- Relator(a)
- Katia Magalhaes Arruda
- Órgão julgador
- 6ª Turma
- Data do julgamento
- 10/02/2021
- Data de publicação
- 12/02/2021
TST – Agravo 0012399-92.2017.5.15.0076, Rel. Katia Magalhaes Arruda, 6ª Turma, j. 10/02/2021, p. 12/02/2021
EMENTA: AGRAVO. AGRAVO DE INSTRUMENTO EM RECURSO DE REVISTA. RECLAMADA. VIGÊNCIA DA LEI Nº 13.467/2017. VÍNCULO DE EMPREGO RECONHECIDO PELAS INSTÂNCIAS ORDINÁRIAS. MATÉRIA PROBATÓRIA NO CASO CONCRETO. 1 - Conforme a sistemática da época, por meio de decisão monocrática, foi negado provimento ao agravo de instrumento da reclamada, ficando prejudicada a análise datranscendênciaquanto à matéria objeto do recurso de revista. 2 - Os argumentos da parte não logram desconstituir os fundamentos da decisão monocrática agravada, na qual se registrou que a reforma da decisão do Tribunal Regional nos moldes pretendidos pela parte demandaria o reexame de fatos e provas, ao teor da Súmula n° 126 desta Corte, o que é vedado nesta instância extraordinária. 3 - Nesse particular, ficou consignado que a Corte regional manteve o reconhecimento do vínculo de emprego entre as partes, concluindo, após minuciosa análise dos elementos fático-probatórios dos autos, que os requisitos legais atinentes à relação de emprego foram comprovados no caso concreto.
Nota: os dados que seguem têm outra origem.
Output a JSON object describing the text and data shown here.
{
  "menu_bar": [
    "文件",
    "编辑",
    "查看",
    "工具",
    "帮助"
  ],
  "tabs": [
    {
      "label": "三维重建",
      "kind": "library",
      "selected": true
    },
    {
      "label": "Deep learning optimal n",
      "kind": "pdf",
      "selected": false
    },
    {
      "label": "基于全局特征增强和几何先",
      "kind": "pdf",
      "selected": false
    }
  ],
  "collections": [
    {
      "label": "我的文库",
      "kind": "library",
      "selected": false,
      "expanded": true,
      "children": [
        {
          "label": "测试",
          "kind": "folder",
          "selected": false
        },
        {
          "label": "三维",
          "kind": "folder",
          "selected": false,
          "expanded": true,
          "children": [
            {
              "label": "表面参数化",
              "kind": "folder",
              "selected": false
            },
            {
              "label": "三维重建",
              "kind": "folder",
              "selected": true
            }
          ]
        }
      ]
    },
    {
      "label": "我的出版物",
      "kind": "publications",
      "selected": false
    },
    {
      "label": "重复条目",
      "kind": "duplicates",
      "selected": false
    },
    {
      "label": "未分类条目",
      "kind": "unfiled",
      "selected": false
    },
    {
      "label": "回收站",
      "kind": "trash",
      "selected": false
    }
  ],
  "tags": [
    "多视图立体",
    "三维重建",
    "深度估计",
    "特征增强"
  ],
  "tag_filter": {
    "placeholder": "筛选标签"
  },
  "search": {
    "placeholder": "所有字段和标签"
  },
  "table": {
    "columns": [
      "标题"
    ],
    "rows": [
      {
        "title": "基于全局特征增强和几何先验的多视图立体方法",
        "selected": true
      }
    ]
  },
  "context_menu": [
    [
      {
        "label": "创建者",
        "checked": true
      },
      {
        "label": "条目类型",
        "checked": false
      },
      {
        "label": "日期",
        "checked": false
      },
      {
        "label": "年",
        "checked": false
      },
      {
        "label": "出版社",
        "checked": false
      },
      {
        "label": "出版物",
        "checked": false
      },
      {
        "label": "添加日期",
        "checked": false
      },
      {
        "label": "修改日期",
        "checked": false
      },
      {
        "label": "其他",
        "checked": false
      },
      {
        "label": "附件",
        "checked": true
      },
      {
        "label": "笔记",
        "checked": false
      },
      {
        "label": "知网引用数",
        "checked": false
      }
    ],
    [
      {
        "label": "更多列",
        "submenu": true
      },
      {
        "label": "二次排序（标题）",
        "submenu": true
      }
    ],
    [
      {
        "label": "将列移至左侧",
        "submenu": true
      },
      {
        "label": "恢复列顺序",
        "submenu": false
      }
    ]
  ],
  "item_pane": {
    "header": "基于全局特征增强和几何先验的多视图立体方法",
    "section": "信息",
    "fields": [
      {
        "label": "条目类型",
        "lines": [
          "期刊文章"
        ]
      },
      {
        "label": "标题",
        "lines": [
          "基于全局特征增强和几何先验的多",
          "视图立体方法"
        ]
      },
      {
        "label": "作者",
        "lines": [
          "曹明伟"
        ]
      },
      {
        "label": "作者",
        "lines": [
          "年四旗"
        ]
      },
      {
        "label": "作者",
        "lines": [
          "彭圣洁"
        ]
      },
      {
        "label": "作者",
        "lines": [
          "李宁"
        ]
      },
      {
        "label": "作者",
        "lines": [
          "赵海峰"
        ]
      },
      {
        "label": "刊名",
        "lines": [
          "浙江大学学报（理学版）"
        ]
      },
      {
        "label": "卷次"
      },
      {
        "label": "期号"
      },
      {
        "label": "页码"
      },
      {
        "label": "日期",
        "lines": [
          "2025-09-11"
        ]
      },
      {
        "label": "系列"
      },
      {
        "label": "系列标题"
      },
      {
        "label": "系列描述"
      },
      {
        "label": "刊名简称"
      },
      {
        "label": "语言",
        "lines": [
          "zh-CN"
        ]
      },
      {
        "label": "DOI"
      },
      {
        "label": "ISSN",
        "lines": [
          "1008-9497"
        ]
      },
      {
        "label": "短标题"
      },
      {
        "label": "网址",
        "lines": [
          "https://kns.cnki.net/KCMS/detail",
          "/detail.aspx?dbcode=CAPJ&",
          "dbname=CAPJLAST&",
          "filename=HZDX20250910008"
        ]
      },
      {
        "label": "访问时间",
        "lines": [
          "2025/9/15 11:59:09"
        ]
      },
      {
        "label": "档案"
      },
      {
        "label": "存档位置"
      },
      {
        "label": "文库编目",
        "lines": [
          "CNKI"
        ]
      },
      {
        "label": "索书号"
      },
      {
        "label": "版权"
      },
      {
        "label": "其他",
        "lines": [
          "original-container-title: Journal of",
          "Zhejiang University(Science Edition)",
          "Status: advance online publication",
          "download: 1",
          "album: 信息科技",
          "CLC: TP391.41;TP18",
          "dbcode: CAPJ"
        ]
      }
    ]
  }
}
Desse modo, o TRT de origem manteve a sentença que reconheceu que a agravante é a real empregadora da reclamante, sob o fundamento de que "os serviços eram prestados na casa da reclamada, que os pagamentos eram efetuados pelo filho da ré, que o sr. Eduardo não tinha interferência nos serviços e, por fim, que quem passava ordens para a autora era a reclamada" . Por conseguinte, também foi mantida a nulidade do contrato de trabalho anotado na CTPS da reclamante, na qual constava como empregador o irmão da recorrente. 4 - Portanto, tendo sido a controvérsia solucionada à luz do quadro fático-probatório delineado nos autos, a reforma da decisão recorrida, tal como pretendida pela reclamada, relativamente à configuração do vínculo empregatício , pressupõe o reexame de fatos e provas já analisados pelo TRT, procedimento incabível nesta fase extraordinária, nos termos da Súmula nº 126 do TST. 5 - Assim, correta a decisão monocrática, ora agravada, na qual foi aplicado o disposto na Súmula nº 126 desta Corte. 6 - Agravo a que se nega provimento. (Tribunal Superior do Trabalho (6ª Turma). Acórdão: 0012399-92.2017.5.15.0076. Relator(a): KATIA MAGALHAES ARRUDA. Data de julgamento: 10/02/2021. Juntado aos autos em 12/02/2021.)